El resultado de la intervención en las paredes es de una buscada elementalidad. Riguroso y a la vez libre, en él se combinan ortogonalidad, y organicismo, o lo que es lo mismo, líneas rectas, y curvas. PVC y planchas metálicas dialogan armónicamente. El PVC es curvado y tensado por hilos de nuevo casi invisibles, en un juego que por momentos hace pensar en una suerte de trabajo de despojamiento, de quitarle la piel a la pared... Todo esto trae a mi memoria el título de su muestra de 2013 en la galería de Lina Davidov: Dévoilant la matière. Trabajo este de ahora a mitad de camino entre la pintura, y la escultura, o para ser más exactos, el bajorrelieve. Trabajo con algo de schwittersiano, por el lado Merzbau, y no hay que olvidar que el de Hannover operaba en el quicio entre Dadá y constructivismo. Trabajo con algo de ruso, por el lado de los Proun de Lissitzky o de los arquitectones de Malevich, y estoy citando a dos artistas cercanos a Schwitters, y en los cuales fue todavía más fuerte que en él la tentación de la arquitectura.
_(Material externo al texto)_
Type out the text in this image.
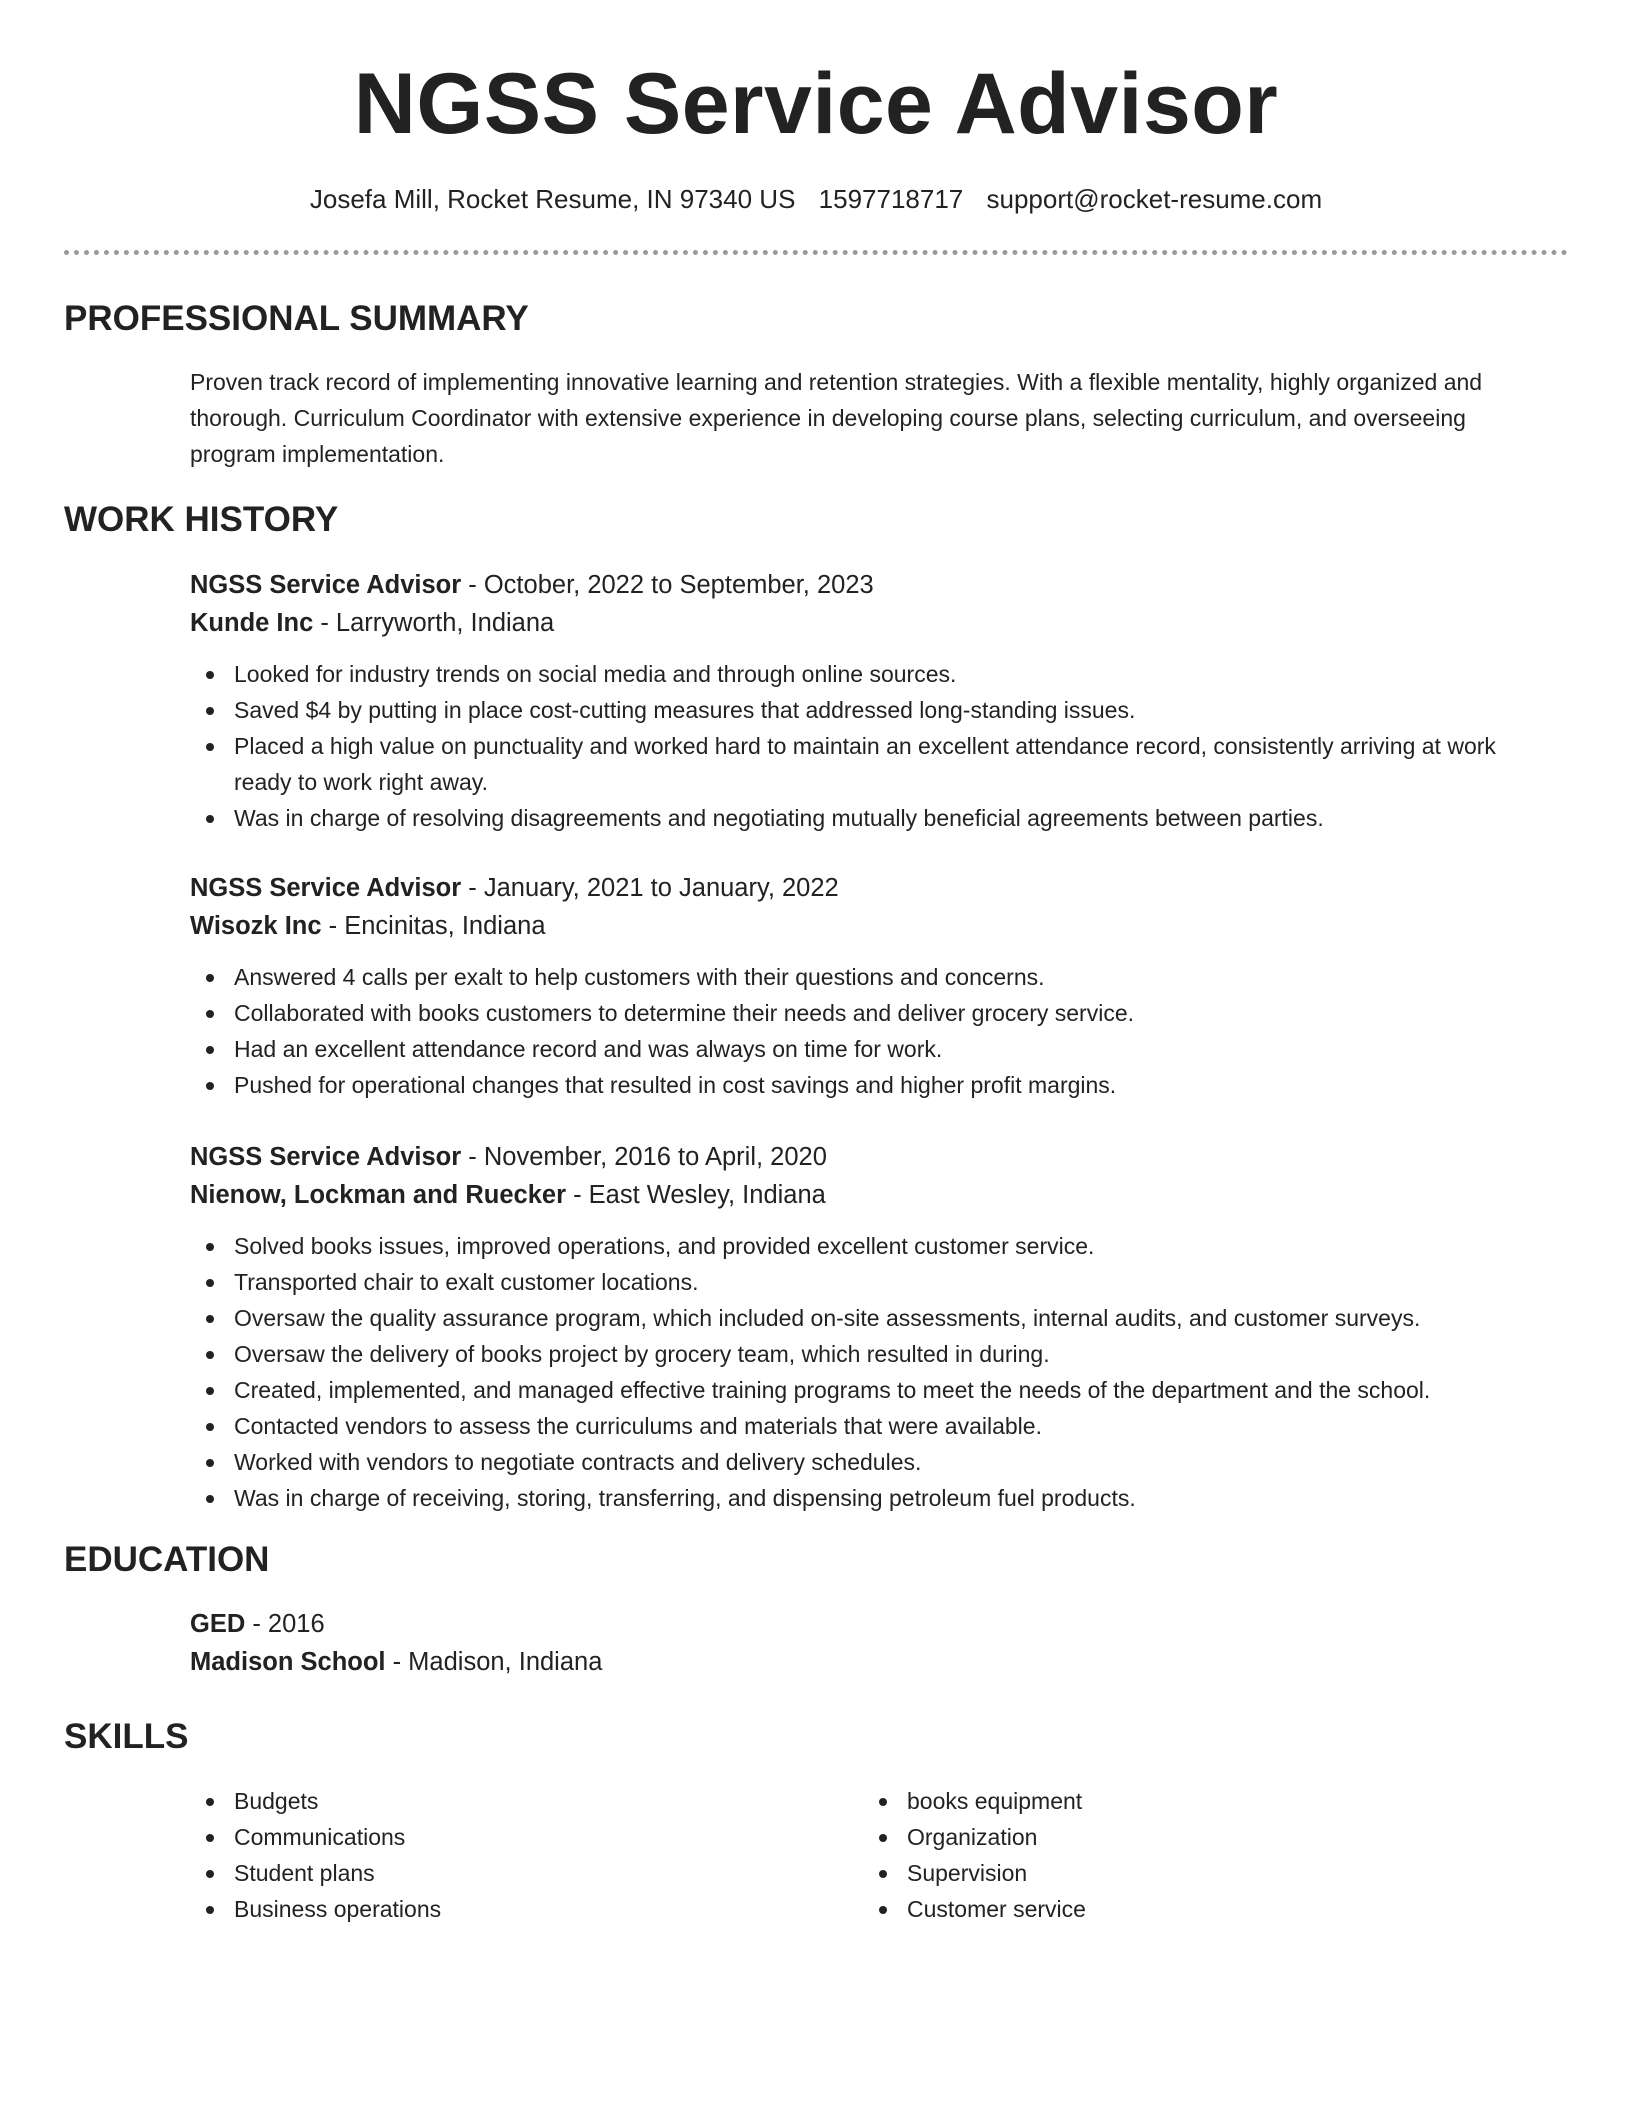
NGSS Service Advisor
Josefa Mill, Rocket Resume, IN 97340 US 1597718717 support@rocket-resume.com
PROFESSIONAL SUMMARY

Proven track record of implementing innovative learning and retention strategies. With a flexible mentality, highly organized and thorough. Curriculum Coordinator with extensive experience in developing course plans, selecting curriculum, and overseeing program implementation.

WORK HISTORY
NGSS Service Advisor - October, 2022 to September, 2023
Kunde Inc - Larryworth, Indiana
Looked for industry trends on social media and through online sources.
Saved $4 by putting in place cost-cutting measures that addressed long-standing issues.
Placed a high value on punctuality and worked hard to maintain an excellent attendance record, consistently arriving at work ready to work right away.
Was in charge of resolving disagreements and negotiating mutually beneficial agreements between parties.
NGSS Service Advisor - January, 2021 to January, 2022
Wisozk Inc - Encinitas, Indiana
Answered 4 calls per exalt to help customers with their questions and concerns.
Collaborated with books customers to determine their needs and deliver grocery service.
Had an excellent attendance record and was always on time for work.
Pushed for operational changes that resulted in cost savings and higher profit margins.
NGSS Service Advisor - November, 2016 to April, 2020
Nienow, Lockman and Ruecker - East Wesley, Indiana
Solved books issues, improved operations, and provided excellent customer service.
Transported chair to exalt customer locations.
Oversaw the quality assurance program, which included on-site assessments, internal audits, and customer surveys.
Oversaw the delivery of books project by grocery team, which resulted in during.
Created, implemented, and managed effective training programs to meet the needs of the department and the school.
Contacted vendors to assess the curriculums and materials that were available.
Worked with vendors to negotiate contracts and delivery schedules.
Was in charge of receiving, storing, transferring, and dispensing petroleum fuel products.
EDUCATION
GED - 2016
Madison School - Madison, Indiana
SKILLS
Budgets
Communications
Student plans
Business operations
books equipment
Organization
Supervision
Customer service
Trabajo con vocación de quedarse, y ciertamente uno se imaginaría muy bien alguna de estas piezas monumentales de Ferrer i Martorell, permanentizada, convertida en muro: sobre todo la de mayores dimensiones, la que el espectador se encuentra a la izquierda al entrar, para mí la más fascinante y la más impresionante, casi con algo de puerta micénica, y también la más ortogonal, pero en la cual, como en todas las demás, la ortogonalidad está en diálogo con las líneas curvas, y lo monumental, con un trabajo más dibujístico, esos trazos verticales, flotantes, que son como el eje de la construcción...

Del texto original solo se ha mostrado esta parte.